Personally, I feel very much the same way that nonsupernaturalist does. The first part of unkleE’s question that I’d like to address is his statement about nonbelief:
If we applied that logic, no-one would be an atheist because they didn’t have inerrant knowledge for that conclusion.
I think this depends on what one means by “atheism.” I’m not really interested in trying to determine what the official definition of the term is; rather, I’d like to make sure we’re all talking about the same thing within the confines of this discussion. When I refer to myself as an atheist, I simply mean that I don’t believe any of the proposed god claims that I’ve encountered. I’m not necessarily saying that I think no gods exist, period. And if I were to say that, I’d give the caveat that I could easily be wrong about such a belief. This notion of atheism, the position that one hasn’t been convinced of any god claims, is often referred to as “weak atheism” or “soft atheism.” Personally, I think that should be everyone’s default position. No one should be a Muslim, a Hindu, or a Christian until he or she has been convinced that the god(s) of that particular religion exist(s). If we didn’t operate in this way, then we’d all immediately accept the proposition of every religion we encountered, until its claims could be disproven. This would make most of us Christians, Buddhists, Hindus, Muslims, pagans, and atheists all at the same time. Obviously, that’s ridiculous. So on those grounds, I don’t agree with unkleE’s assertion that we would need inerrant information to not believe something.
Furthermore, when it comes to the claims of Christianity, I can accept or reject them completely independently of what I think about the existence of god(s). Many times, discussions about the evidence for and against Christianity slide into discussions about whether or not a god exists. People bring up the cosmological and teleological arguments. While those discussions can be important, I think they are really just distractions when we’re talking about a specific religion. I’m okay conceding that a god might exist, so I’d rather focus on the pros and cons of Christianity to see if it could possibly be true. After all, it could be the case that God is real, but Christianity is false.
unkleE’s comment started like this:
How is it that in everything else in life – whether it be ethics, or politics, relationships, science, history, law, even disbelief – we are willing to make decisions based on non-inerrant evidence and reasoning, but when it is belief in God we require inerrant evidence?
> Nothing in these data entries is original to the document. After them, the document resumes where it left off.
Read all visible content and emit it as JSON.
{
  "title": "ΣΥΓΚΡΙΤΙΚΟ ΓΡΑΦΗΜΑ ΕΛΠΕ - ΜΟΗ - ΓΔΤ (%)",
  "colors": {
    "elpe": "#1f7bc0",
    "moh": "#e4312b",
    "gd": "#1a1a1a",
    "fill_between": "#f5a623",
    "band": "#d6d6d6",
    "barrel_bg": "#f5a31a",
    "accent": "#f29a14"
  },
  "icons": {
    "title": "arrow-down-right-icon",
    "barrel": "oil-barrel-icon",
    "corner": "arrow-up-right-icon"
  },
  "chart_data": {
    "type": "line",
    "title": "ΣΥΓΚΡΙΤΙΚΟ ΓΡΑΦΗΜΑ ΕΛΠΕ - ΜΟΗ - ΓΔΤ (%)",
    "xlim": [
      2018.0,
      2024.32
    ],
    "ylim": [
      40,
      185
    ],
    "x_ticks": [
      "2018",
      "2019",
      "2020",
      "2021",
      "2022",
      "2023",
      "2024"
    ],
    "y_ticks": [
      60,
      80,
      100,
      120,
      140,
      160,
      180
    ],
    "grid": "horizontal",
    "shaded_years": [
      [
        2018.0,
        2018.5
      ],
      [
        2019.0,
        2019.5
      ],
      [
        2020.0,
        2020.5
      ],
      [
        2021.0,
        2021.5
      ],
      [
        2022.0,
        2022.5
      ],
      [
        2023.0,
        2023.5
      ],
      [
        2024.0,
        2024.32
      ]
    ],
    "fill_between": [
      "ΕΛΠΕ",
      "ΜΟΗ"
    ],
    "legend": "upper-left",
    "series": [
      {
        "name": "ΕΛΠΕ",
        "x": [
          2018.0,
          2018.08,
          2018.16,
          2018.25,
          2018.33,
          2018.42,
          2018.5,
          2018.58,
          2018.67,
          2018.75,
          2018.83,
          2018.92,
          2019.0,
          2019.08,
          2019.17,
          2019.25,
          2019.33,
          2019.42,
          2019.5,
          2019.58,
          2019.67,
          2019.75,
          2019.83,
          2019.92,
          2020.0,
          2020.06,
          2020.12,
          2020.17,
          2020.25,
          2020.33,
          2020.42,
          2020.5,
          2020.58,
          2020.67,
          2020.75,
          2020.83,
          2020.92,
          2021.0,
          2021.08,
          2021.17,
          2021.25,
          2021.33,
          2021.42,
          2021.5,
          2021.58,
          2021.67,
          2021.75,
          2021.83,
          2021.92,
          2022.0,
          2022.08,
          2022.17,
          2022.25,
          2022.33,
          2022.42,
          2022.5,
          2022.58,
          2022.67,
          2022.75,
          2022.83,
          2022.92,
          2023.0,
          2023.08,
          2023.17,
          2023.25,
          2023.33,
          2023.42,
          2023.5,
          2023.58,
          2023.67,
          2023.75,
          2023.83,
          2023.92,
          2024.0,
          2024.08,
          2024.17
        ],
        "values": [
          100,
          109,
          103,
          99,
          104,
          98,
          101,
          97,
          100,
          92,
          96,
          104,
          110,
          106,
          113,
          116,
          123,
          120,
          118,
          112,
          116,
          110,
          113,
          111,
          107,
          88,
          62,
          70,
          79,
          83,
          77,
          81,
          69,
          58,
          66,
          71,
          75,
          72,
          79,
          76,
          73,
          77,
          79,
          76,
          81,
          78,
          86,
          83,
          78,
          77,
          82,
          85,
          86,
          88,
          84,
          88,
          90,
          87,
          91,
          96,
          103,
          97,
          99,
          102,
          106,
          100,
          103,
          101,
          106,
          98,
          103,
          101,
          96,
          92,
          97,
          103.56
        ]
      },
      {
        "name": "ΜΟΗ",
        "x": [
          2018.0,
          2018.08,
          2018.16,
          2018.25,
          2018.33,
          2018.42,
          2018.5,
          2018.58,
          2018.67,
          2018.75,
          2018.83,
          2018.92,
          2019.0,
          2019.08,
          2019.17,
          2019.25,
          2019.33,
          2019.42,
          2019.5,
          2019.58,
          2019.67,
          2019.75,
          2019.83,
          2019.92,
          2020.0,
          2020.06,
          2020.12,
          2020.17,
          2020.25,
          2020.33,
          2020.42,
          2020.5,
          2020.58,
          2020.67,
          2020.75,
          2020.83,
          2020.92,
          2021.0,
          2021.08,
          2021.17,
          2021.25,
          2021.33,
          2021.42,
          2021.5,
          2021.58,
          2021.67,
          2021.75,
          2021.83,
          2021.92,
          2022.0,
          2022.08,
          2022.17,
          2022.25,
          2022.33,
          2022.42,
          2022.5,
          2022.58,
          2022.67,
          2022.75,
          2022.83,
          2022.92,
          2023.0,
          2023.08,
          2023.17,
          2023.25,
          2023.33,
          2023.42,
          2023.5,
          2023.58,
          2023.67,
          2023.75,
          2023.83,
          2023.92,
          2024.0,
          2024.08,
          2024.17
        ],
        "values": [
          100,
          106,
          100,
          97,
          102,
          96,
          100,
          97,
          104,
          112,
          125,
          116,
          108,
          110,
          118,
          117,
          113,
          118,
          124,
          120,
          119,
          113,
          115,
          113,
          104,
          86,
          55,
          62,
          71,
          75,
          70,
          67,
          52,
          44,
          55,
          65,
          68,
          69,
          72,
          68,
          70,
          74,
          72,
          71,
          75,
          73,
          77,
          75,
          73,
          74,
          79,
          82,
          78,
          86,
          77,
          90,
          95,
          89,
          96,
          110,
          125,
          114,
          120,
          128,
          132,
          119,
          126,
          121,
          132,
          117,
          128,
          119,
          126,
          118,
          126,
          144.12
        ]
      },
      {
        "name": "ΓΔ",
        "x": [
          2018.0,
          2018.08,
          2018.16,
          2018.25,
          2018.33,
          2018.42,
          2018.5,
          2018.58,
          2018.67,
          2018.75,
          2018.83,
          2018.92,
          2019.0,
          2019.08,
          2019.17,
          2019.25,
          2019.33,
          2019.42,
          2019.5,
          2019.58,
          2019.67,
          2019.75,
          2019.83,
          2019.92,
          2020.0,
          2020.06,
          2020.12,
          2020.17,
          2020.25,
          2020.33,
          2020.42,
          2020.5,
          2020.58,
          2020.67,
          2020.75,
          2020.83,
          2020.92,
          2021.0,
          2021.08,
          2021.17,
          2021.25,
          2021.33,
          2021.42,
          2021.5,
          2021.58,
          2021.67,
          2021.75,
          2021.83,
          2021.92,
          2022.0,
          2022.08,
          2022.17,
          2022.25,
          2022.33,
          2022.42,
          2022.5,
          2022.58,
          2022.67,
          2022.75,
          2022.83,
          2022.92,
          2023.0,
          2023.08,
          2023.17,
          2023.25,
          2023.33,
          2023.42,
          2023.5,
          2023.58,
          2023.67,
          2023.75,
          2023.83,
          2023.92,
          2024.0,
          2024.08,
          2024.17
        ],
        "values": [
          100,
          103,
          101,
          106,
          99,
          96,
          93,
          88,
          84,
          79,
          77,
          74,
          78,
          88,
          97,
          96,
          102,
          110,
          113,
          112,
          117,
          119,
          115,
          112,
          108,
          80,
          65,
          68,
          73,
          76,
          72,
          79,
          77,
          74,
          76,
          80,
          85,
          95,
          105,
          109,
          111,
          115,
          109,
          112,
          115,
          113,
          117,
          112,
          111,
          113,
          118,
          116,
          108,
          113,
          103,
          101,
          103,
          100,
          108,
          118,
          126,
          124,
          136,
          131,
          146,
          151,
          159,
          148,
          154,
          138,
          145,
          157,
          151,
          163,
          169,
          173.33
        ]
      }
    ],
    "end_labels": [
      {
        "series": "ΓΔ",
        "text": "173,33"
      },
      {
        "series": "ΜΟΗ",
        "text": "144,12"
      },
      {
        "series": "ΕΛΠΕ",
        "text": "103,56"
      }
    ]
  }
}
To piggy-back off the comments I just made, I don’t necessarily require inerrant evidence to believe in God. I think the necessity for inerrancy comes from the kind of god being argued for. The Abrahamic religions teach that there is one God who is supreme. He is all-powerful, all-knowing, all-loving, completely just, etc. I know there are sometimes caveats placed on those labels. For instance, can God create a rock so large that he can’t lift it? Arguments like that illustrate that being all-powerful doesn’t mean he’s outside the laws of logic. And the same goes for all-knowing. It’s sometimes argued that he knows all that can be known… perhaps there are some things that can’t be known? The waters can get muddy pretty quickly, so I think it’s best to refer back to the religion’s source material (the Bible, in this case) to learn more about the characteristics of this god.
In the Bible, God seems to be big on proofs. When God wanted Noah to build an ark, he spoke to him directly. Noah didn’t have to decide between a handful of prophets each telling him different things — God made sure that Noah knew exactly what was required of him. The same was done for Abraham when God wanted him to move into the land of Canaan, and when God commanded him to sacrifice Isaac. When God called Moses to deliver the Israelites from Egyptian bondage, he also spoke directly to Moses. And on top of that, he even offered additional proofs by performing signs for Moses. And when Moses appeared before Pharaoh, God again used signs to show Pharaoh that Moses did indeed speak on God’s behalf. Miraculous signs were used throughout the period of time that the Israelites wandered in the wilderness. And we can fast forward to the time of Gideon and see that God used signs as evidence then as well. Throughout the Old Testament, signs were given to people to show God’s involvement and desires. There are even examples where God punished those who listened to false prophets who hadn’t shown such signs, such as the man of God who listened to the instruction of an old prophet who was actually lying to him. God sent a lion to kill the man (I Kings 13:11-32).
The New Testament is no different. Jesus and his apostles perform all kinds of miracles as evidence of Jesus’s power. When the Pharisees accused Jesus of casting out demons by the power of Satan, he pointed out how nonsensical that would be, showing that such miracles were intended as a display of God’s approval (Matt 12:24-28). And the Gospel of John also argues that these miracles were intended as evidence:
Now Jesus did many other signs in the presence of the disciples, which are not written in this book; but these are written so that you may believe that Jesus is the Christ, the Son of God, and that by believing you may have life in his name.
— John 20:30-31
Not only did Jesus and his disciples use miracles to make their case, they also appealed to Scripture. Throughout the New Testament, you find references to the Old: “as it is written,” “as spoken by the prophet,” etc. That in itself doesn’t necessarily make the case for inerrancy, but it at least shows that they expected the scriptures to be accurate.
If God cared so much during the time periods talked about in the Bible, why wouldn’t he care just as much today? How can Jesus say that “not one jot or tittle of the law will pass away” if God’s not really all that concerned about how accurate the “jots” and “tittles” are? And yes, like unkleE said in his comment, I do think the fact that the stakes are tremendously high on this question makes it that much more necessary to have good evidence. While the Bible gives us countless examples of those who received direct communication from God or one of his representatives, we find ourselves living in a time when we’re surrounded by competing claims about which god is true, and which doctrines are the right ones. I used to believe that the one tool we had to cut through all that noise was the Bible. It was the one source we could go to to find what God wanted from us. And we could trust that it was his word because of the amazing prophecy fulfillments that it contained and that despite its length and antiquity, it was completely without error. In other words, I thought it was a final miracle to last throughout the ages. And because of its existence and availability, we no longer needed individuals who went around performing miracles and spreading the gospel.
That’s how I saw the world. Of course, since then, I’ve discovered that the Bible doesn’t live up to that high standard. I have many other posts that deal with its various problems, so I won’t try to detail them now. But I simply don’t see how the God portrayed in the Bible, a god who is all-powerful, all-knowing, all-loving, etc, would inspire individuals to write down his incredibly important message to all of mankind, yet not make sure they relay it completely accurately. It doesn’t always agree with itself, it contains historical and scientific mistakes, and sometimes it advocates things that are outright immoral. It’s understandable why a number of people would fail to be convinced by such a book; therefore, it would be impossible for an all-loving and completely just God to punish people when they’re merely trying to avoid the same fate as the man of God who trusted the old (false) prophet.